В конце 50-х годов у молодой четы Башкирцевых родилась дочь Мария, а затем – сын Павел. Марию с раннего детства и  в течение всей жизни называли в семье  уменьшительным именем Муся.
Окунемся, пожалуй, в старину, в быт российских помещиков.
     Из семейных преданий мы узнаем, что Павел Григорьевич Башкирцев, дед Марии Башкирцевой, родился в 1798 году и был уроженцем Чугуева. В должное время он вместе со старшим братом Дмитрием был отвезен в Петербург, в Дворянский эскадрон. Из дворянского эскадрона Дмитрий был выпущен в драгуны, а Павел, по меньшей успешности, в пехоту.
Чугуев по рассказам старожилов когда-то был прелестным местечком. Расположенный на высоком берегу Донца, весь покрытый плодовыми садами, он славился красотой своего местоположения, рыбным богатством, обилием фруктов, вишен и особенно чудесных слив, славился щегольством и зажиточностью своего населения и красотой женщин.
Мать Павла Григорьевича, Наталья Никифоровна Башкирцева,
в молодости была настоящей красавицей и в свои 80 лет осталась статной и благообразной старухой. Наталья Никифоровна, как и весь чугуевский люд, придерживалась старой веры. Она ходила в темном платье, всегда повязанная черным платком, как простолюдинка, что конфузило ее невесток, особенно Елену Дмитриевну, жену Павла Григорьевича, которая была помоложе и помоднее второй невестки. Елена Дмитриевна умерла 38 лет от роду, оставив одного сына, Константина Павловича, и четырех дочерей: Наталью Павловну (в замужестве - княгиня Эристова), Надежду Павловну (Мейнике), Софью Павловну (графиня Тютчева), Елену Павловну (?)

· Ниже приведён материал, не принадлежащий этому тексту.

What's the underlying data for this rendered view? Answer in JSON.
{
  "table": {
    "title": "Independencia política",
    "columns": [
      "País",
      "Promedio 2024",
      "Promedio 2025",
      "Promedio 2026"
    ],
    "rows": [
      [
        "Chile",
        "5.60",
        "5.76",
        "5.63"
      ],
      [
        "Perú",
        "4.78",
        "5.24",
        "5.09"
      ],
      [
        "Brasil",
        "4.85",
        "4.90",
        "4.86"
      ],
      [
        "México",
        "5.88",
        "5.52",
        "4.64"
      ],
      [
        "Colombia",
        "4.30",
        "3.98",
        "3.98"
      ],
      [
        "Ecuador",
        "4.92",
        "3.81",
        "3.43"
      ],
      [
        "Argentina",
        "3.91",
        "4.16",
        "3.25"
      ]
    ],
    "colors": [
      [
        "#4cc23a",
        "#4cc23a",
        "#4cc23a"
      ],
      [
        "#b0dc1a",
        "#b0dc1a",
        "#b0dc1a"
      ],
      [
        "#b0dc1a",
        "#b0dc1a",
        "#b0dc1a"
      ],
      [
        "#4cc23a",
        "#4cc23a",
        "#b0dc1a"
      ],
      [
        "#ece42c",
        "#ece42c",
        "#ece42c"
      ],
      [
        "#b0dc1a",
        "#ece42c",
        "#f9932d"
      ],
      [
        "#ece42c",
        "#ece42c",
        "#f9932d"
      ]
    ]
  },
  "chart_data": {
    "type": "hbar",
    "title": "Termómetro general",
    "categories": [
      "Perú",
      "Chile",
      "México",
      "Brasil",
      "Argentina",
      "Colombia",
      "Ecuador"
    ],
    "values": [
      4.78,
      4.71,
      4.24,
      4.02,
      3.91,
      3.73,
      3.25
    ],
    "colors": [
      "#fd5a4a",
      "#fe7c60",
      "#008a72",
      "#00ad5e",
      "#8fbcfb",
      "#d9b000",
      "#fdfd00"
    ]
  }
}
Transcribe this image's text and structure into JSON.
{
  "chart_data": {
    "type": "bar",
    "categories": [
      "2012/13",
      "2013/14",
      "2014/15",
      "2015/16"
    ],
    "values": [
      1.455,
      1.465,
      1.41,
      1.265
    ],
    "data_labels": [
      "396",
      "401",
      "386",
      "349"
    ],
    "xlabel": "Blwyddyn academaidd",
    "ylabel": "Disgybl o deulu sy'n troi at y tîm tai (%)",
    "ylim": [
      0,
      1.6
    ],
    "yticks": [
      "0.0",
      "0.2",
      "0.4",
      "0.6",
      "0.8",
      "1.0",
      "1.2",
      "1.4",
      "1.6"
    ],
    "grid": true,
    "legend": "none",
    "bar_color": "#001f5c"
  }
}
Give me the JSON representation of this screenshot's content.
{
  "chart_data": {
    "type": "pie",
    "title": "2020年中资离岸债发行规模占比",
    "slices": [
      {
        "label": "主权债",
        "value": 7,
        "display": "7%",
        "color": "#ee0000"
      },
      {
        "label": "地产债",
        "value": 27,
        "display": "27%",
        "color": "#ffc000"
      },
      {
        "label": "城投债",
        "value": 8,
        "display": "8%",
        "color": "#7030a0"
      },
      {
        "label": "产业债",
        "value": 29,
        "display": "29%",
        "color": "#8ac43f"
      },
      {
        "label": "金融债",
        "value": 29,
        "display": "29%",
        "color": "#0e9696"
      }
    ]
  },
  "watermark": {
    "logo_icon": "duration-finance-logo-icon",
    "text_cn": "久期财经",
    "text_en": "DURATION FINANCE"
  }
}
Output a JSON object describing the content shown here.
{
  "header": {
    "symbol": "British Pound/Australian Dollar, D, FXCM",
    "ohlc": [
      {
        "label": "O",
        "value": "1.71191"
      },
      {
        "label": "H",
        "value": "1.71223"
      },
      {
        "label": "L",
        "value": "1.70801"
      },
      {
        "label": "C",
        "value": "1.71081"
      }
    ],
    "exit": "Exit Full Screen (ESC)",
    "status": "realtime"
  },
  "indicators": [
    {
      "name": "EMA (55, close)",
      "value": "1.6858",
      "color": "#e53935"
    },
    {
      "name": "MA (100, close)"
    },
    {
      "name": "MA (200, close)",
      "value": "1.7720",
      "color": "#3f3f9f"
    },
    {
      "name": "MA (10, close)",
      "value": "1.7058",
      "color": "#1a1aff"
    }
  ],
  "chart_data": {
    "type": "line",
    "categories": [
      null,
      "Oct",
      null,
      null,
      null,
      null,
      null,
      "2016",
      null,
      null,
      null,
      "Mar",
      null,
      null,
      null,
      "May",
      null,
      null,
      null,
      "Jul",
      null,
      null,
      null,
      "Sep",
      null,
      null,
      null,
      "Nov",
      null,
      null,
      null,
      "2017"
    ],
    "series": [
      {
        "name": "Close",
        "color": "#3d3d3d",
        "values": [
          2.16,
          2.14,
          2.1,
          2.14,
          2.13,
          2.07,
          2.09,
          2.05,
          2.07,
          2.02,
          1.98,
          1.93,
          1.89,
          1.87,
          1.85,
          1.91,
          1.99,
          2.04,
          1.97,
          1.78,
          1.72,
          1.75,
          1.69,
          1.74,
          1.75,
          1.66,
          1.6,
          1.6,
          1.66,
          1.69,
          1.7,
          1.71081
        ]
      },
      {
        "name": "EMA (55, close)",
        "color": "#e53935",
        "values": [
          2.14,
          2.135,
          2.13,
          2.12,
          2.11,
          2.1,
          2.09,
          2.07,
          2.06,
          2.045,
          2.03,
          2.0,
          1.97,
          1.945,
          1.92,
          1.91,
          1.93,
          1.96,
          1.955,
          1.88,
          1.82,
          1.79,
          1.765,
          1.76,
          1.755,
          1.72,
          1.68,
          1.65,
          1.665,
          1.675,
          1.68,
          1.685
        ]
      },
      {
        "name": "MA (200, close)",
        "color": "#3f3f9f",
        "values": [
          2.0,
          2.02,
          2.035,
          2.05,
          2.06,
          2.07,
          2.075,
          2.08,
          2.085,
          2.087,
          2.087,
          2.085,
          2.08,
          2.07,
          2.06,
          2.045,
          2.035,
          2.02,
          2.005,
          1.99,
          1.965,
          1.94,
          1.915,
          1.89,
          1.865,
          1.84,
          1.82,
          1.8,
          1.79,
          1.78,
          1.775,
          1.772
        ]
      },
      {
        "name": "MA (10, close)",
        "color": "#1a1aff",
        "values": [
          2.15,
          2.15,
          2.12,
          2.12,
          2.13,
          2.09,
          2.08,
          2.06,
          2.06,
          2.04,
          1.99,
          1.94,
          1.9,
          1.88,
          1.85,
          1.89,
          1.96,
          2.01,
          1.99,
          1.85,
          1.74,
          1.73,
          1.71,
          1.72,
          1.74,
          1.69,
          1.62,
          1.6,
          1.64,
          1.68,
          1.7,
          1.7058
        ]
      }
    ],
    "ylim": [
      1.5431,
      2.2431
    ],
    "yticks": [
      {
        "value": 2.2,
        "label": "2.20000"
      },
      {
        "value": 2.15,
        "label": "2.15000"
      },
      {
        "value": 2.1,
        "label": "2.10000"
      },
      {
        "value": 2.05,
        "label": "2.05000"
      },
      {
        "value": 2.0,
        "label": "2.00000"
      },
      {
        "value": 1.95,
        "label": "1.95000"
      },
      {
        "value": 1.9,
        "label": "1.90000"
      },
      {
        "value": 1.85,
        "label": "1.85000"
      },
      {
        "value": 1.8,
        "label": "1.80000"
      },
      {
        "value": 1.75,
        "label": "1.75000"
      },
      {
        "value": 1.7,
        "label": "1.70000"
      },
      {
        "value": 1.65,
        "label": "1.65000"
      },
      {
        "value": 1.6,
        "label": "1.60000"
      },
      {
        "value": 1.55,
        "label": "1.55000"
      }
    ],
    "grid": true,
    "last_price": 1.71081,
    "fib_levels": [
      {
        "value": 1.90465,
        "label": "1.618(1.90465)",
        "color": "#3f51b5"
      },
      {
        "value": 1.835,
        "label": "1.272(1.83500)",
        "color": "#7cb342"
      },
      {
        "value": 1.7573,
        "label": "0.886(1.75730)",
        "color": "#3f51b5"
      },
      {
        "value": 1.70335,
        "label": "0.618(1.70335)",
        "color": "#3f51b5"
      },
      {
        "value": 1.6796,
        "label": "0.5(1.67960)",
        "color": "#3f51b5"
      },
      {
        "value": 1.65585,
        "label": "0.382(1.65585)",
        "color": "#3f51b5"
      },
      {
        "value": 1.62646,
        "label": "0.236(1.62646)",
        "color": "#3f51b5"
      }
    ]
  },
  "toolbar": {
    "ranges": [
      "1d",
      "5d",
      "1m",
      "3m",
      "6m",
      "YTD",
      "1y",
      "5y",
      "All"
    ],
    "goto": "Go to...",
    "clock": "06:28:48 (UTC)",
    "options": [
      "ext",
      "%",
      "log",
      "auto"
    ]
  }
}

      После того, как в Чугуеве началось устройство Военных Поселений, прелестный, зеленый Чугуев распланировали на казенный лад. Драгоценные фруктовые сады вырубили. Широкие самобытные украинские улицы застроили одинаковыми домами для заурядного офицерства, там-сям воздвигли дома побольше для большого начальства, устроили мостовые и тротуары, соорудили здания для разных штабов, манежи, конюшни, пожарни. Статный красивый народ одели в форменное полусолдатское платье. Только женщин оставили в покое. Но ухудшение жизненных условий, казенщина и военщина, скопление войск, обилие офицерства, проституция, сифилис сделали свое дело и красивые женщины здесь перевелись. Собственников (не-поселян) из Чугуева выселяли.
Наталье Никифоровне Башкирцевой с семьей выделили несколько десятков десятин земли взамен отобранной Чугуевской усадьбы.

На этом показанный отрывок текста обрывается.